Congress must shield companies against lawsuits for giving information to government investigators when they have been hit by a cyber-attack, Comey and Rand Beers, acting secretary of homeland security, told the committee.

Companies are concerned about being sued by competitors or by people whose information is being turned over, Comey said. They also want to ensure that information they provide won’t be used against them in government contract competitions, he said.

Companies need such protection to encourage them to provide information on cyber-attacks as soon as they happen, Beers said.

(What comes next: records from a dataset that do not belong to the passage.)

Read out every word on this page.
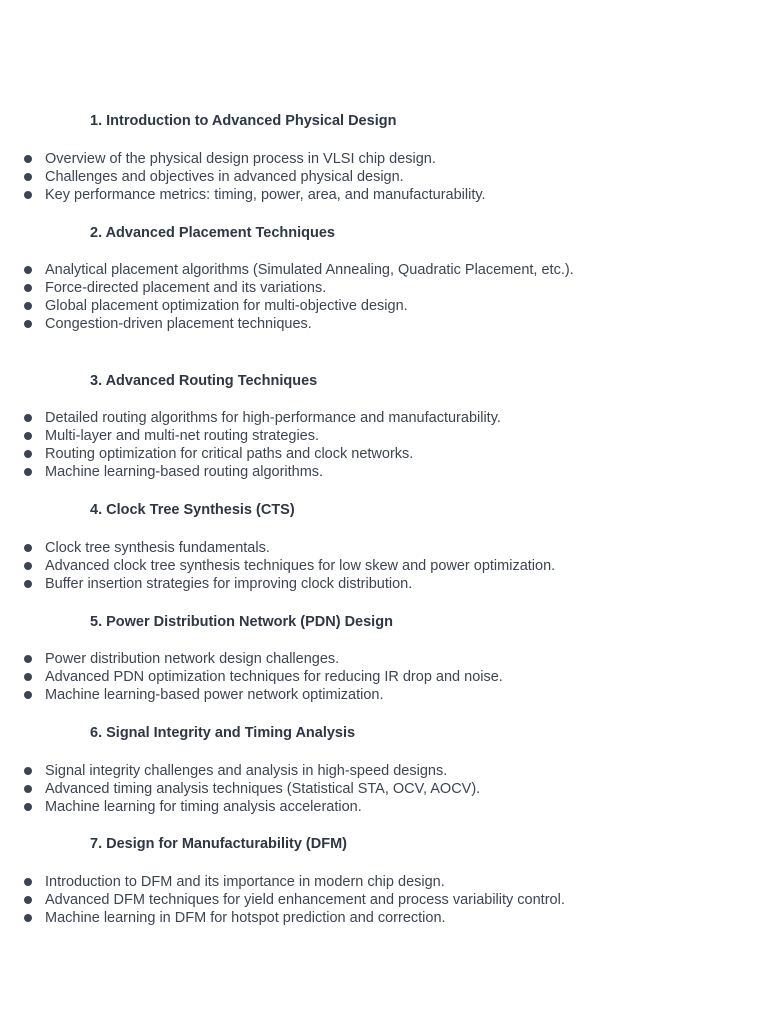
1. Introduction to Advanced Physical Design
Overview of the physical design process in VLSI chip design.
Challenges and objectives in advanced physical design.
Key performance metrics: timing, power, area, and manufacturability.
2. Advanced Placement Techniques
Analytical placement algorithms (Simulated Annealing, Quadratic Placement, etc.).
Force-directed placement and its variations.
Global placement optimization for multi-objective design.
Congestion-driven placement techniques.
3. Advanced Routing Techniques
Detailed routing algorithms for high-performance and manufacturability.
Multi-layer and multi-net routing strategies.
Routing optimization for critical paths and clock networks.
Machine learning-based routing algorithms.
4. Clock Tree Synthesis (CTS)
Clock tree synthesis fundamentals.
Advanced clock tree synthesis techniques for low skew and power optimization.
Buffer insertion strategies for improving clock distribution.
5. Power Distribution Network (PDN) Design
Power distribution network design challenges.
Advanced PDN optimization techniques for reducing IR drop and noise.
Machine learning-based power network optimization.
6. Signal Integrity and Timing Analysis
Signal integrity challenges and analysis in high-speed designs.
Advanced timing analysis techniques (Statistical STA, OCV, AOCV).
Machine learning for timing analysis acceleration.
7. Design for Manufacturability (DFM)
Introduction to DFM and its importance in modern chip design.
Advanced DFM techniques for yield enhancement and process variability control.
Machine learning in DFM for hotspot prediction and correction.
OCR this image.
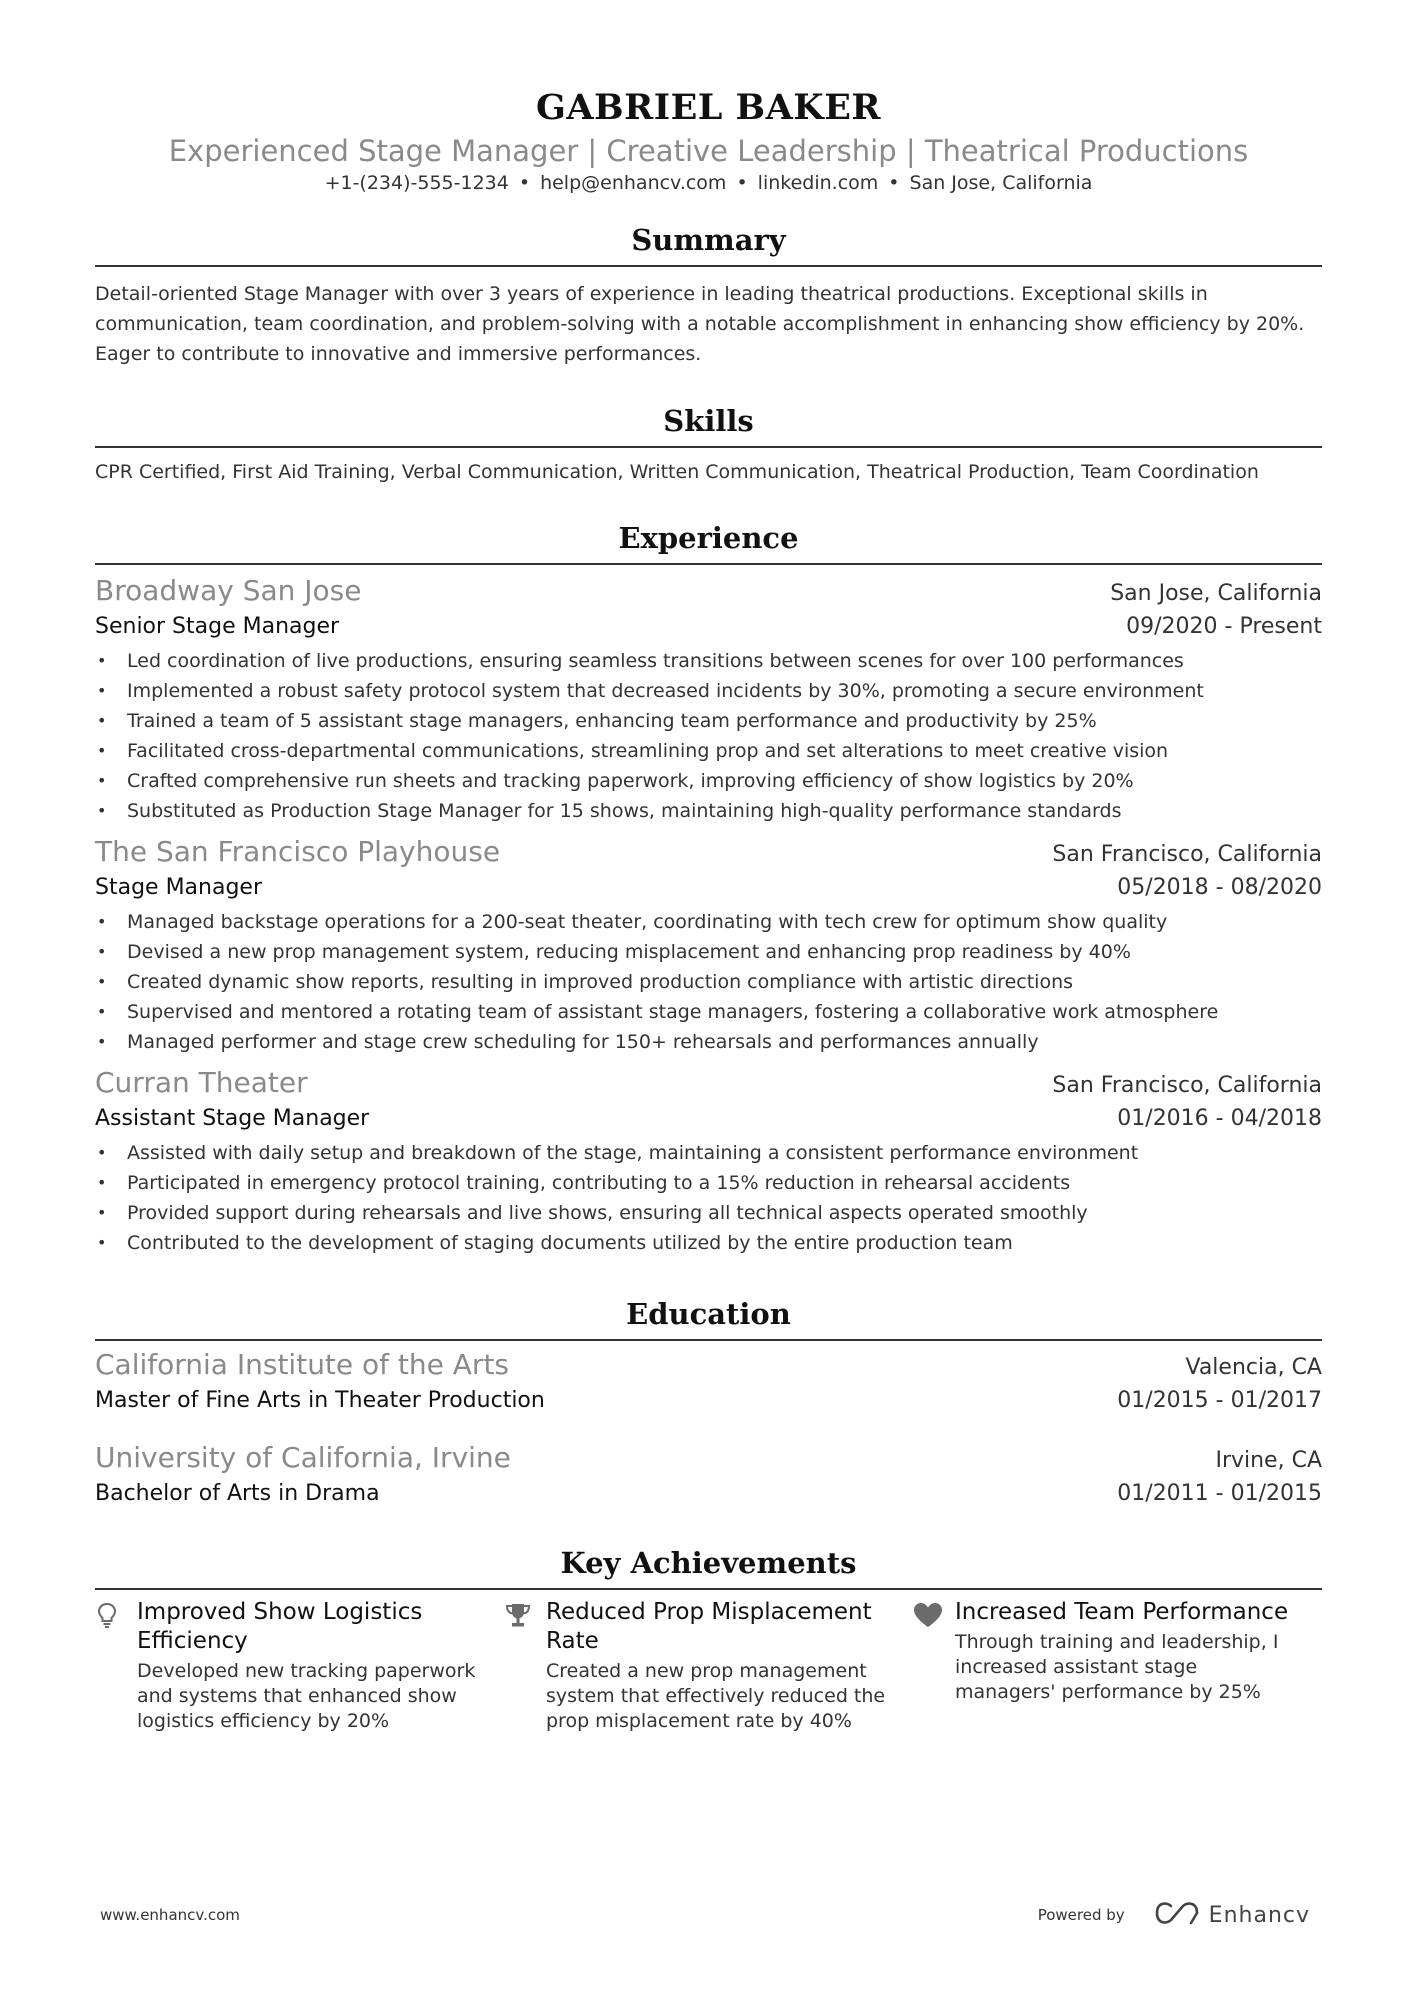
GABRIEL BAKER
Experienced Stage Manager | Creative Leadership | Theatrical Productions
+1-(234)-555-1234 • help@enhancv.com • linkedin.com • San Jose, California
Summary
Detail-oriented Stage Manager with over 3 years of experience in leading theatrical productions. Exceptional skills in communication, team coordination, and problem-solving with a notable accomplishment in enhancing show efficiency by 20%. Eager to contribute to innovative and immersive performances.
Skills
CPR Certified, First Aid Training, Verbal Communication, Written Communication, Theatrical Production, Team Coordination
Experience
Broadway San Jose	San Jose, California
Senior Stage Manager	09/2020 - Present
• Led coordination of live productions, ensuring seamless transitions between scenes for over 100 performances
• Implemented a robust safety protocol system that decreased incidents by 30%, promoting a secure environment
• Trained a team of 5 assistant stage managers, enhancing team performance and productivity by 25%
• Facilitated cross-departmental communications, streamlining prop and set alterations to meet creative vision
• Crafted comprehensive run sheets and tracking paperwork, improving efficiency of show logistics by 20%
• Substituted as Production Stage Manager for 15 shows, maintaining high-quality performance standards
The San Francisco Playhouse	San Francisco, California
Stage Manager	05/2018 - 08/2020
• Managed backstage operations for a 200-seat theater, coordinating with tech crew for optimum show quality
• Devised a new prop management system, reducing misplacement and enhancing prop readiness by 40%
• Created dynamic show reports, resulting in improved production compliance with artistic directions
• Supervised and mentored a rotating team of assistant stage managers, fostering a collaborative work atmosphere
• Managed performer and stage crew scheduling for 150+ rehearsals and performances annually
Curran Theater	San Francisco, California
Assistant Stage Manager	01/2016 - 04/2018
• Assisted with daily setup and breakdown of the stage, maintaining a consistent performance environment
• Participated in emergency protocol training, contributing to a 15% reduction in rehearsal accidents
• Provided support during rehearsals and live shows, ensuring all technical aspects operated smoothly
• Contributed to the development of staging documents utilized by the entire production team
Education
California Institute of the Arts	Valencia, CA
Master of Fine Arts in Theater Production	01/2015 - 01/2017
University of California, Irvine	Irvine, CA
Bachelor of Arts in Drama	01/2011 - 01/2015
Key Achievements
Improved Show Logistics Efficiency
Developed new tracking paperwork and systems that enhanced show logistics efficiency by 20%
Reduced Prop Misplacement Rate
Created a new prop management system that effectively reduced the prop misplacement rate by 40%
Increased Team Performance
Through training and leadership, I increased assistant stage managers' performance by 25%
www.enhancv.com	Powered by	Enhancv
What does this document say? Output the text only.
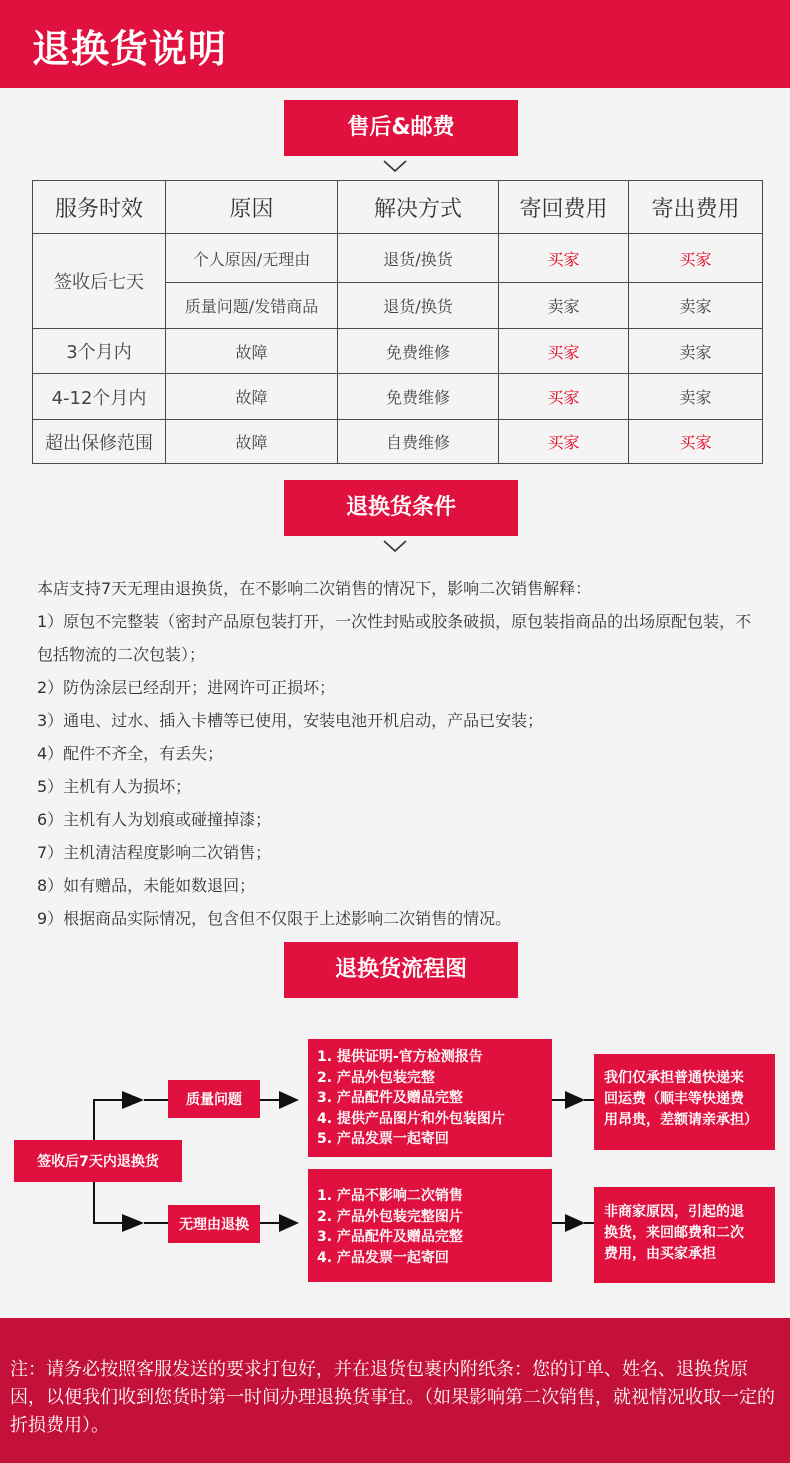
退换货说明
售后&邮费
服务时效	原因	解决方式	寄回费用	寄出费用
签收后七天	个人原因/无理由	退货/换货	买家	买家
	质量问题/发错商品	退货/换货	卖家	卖家
3个月内	故障	免费维修	买家	卖家
4-12个月内	故障	免费维修	买家	卖家
超出保修范围	故障	自费维修	买家	买家
退换货条件

本店支持7天无理由退换货，在不影响二次销售的情况下，影响二次销售解释：

1）原包不完整装（密封产品原包装打开，一次性封贴或胶条破损，原包装指商品的出场原配包装，不包括物流的二次包装）；

2）防伪涂层已经刮开；进网许可正损坏；

3）通电、过水、插入卡槽等已使用，安装电池开机启动，产品已安装；

4）配件不齐全，有丢失；

5）主机有人为损坏；

6）主机有人为划痕或碰撞掉漆；

7）主机清洁程度影响二次销售；

8）如有赠品，未能如数退回；

9）根据商品实际情况，包含但不仅限于上述影响二次销售的情况。

退换货流程图
签收后7天内退换货
质量问题
无理由退换
1. 提供证明-官方检测报告
2. 产品外包装完整
3. 产品配件及赠品完整
4. 提供产品图片和外包装图片
5. 产品发票一起寄回
1. 产品不影响二次销售
2. 产品外包装完整图片
3. 产品配件及赠品完整
4. 产品发票一起寄回
我们仅承担普通快递来
回运费（顺丰等快递费
用昂贵，差额请亲承担）
非商家原因，引起的退
换货，来回邮费和二次
费用，由买家承担

注：请务必按照客服发送的要求打包好，并在退货包裹内附纸条：您的订单、姓名、退换货原因，以便我们收到您货时第一时间办理退换货事宜。（如果影响第二次销售，就视情况收取一定的折损费用）。
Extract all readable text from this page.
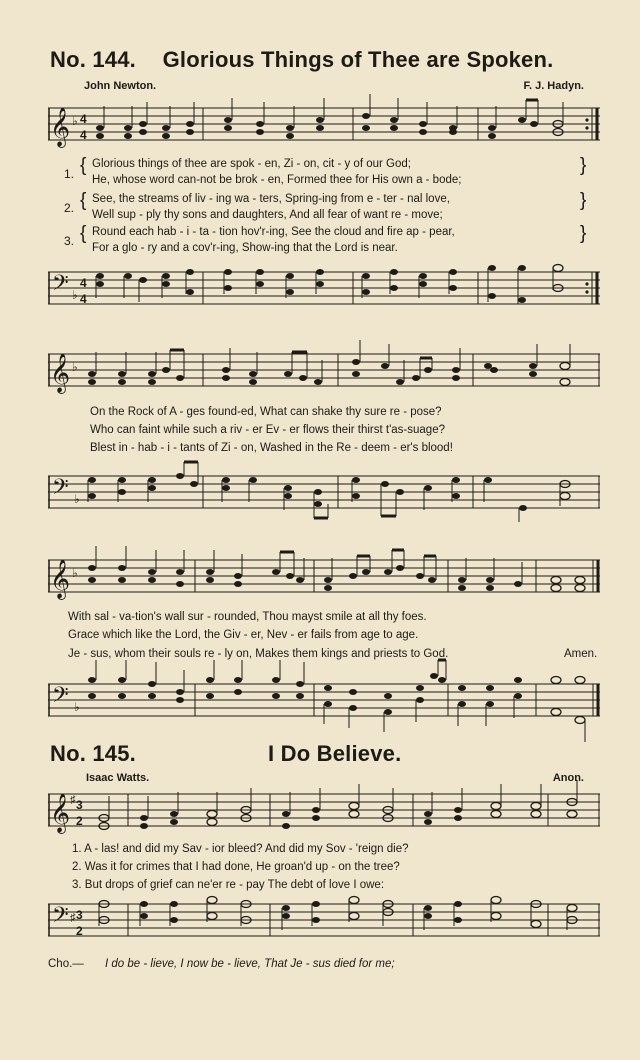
No. 144. Glorious Things of Thee are Spoken.
John Newton.	F. J. Hadyn.
𝄞 ♭ 4
4
1.
2.
3.
{
{
{
}
}
}
Glorious things of thee are spok - en, Zi - on, cit - y of our God;
He, whose word can-not be brok - en, Formed thee for His own a - bode;
See, the streams of liv - ing wa - ters, Spring-ing from e - ter - nal love,
Well sup - ply thy sons and daughters, And all fear of want re - move;
Round each hab - i - ta - tion hov'r-ing, See the cloud and fire ap - pear,
For a glo - ry and a cov'r-ing, Show-ing that the Lord is near.
𝄢 ♭
4
4
𝄞 ♭
On the Rock of A - ges found-ed, What can shake thy sure re - pose?
Who can faint while such a riv - er Ev - er flows their thirst t'as-suage?
Blest in - hab - i - tants of Zi - on, Washed in the Re - deem - er's blood!
𝄢 ♭
𝄞 ♭
With sal - va-tion's wall sur - rounded, Thou mayst smile at all thy foes.
Grace which like the Lord, the Giv - er, Nev - er fails from age to age.
Je - sus, whom their souls re - ly on, Makes them kings and priests to God.	Amen.
𝄢 ♭
No. 145.	I Do Believe.
Isaac Watts.	Anon.
𝄞 ♯ 3
2
1. A - las! and did my Sav - ior bleed? And did my Sov - 'reign die?
2. Was it for crimes that I had done, He groan'd up - on the tree?
3. But drops of grief can ne'er re - pay The debt of love I owe:
𝄢 ♯ 3
2
Cho.— I do be - lieve, I now be - lieve, That Je - sus died for me;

Comey, Beers and Matthew Olsen, director of the National Counterterrorism Center, told the panel the risk of a major terrorist attack in the U.S. is lower than before 2001 because groups that pose a threat are more dispersed and more likely to attack overseas.

Monitoring Border

While President Barack Obama has repeatedly said the core of al-Qaeda in Pakistan’s tribal areas has been “decimated,” U.S. intelligence officials will monitor the Afghan-Pakistan border region after U.S. combat forces leave Afghanistan by the end of 2014, Olsen said.

The U.S. is concerned about the area “because of the presence of extremist groups including the remnants of core al- Qaeda in that region,” Olsen said. He also said there has been an “uptick” in violence in Iraq in the last several months, almost all of it focused on Iraqi targets.

Still, Olsen said much of the terrorism threat has moved from that region to areas in North Africa and the Mideast.

“In some ways it has become more significant from a geographic perspective and more complicated from an intelligence perspective,” Olsen said. “I would not say that the threat to the United States of a 9/11 style of attack is greater. In fact, I would say it is lower today than it was in 2001.”

Boston Marathon

The bombings at the Boston Marathon in April show the danger that can be posed by people who aren’t directly connected to terrorist organizations, Olsen said.

Comey said he agreed that the risk of a “spectacular” attack is lower and has been replaced by a dispersed “hydra- head” threat that is less able to hit the U.S.

Beers said that “makes it a bigger challenge in terms of knowing what and where things might happen, but the ‘where’ is more likely now to be overseas than it is to be in the homeland, which isn’t to say that we should drop our guard in any way.”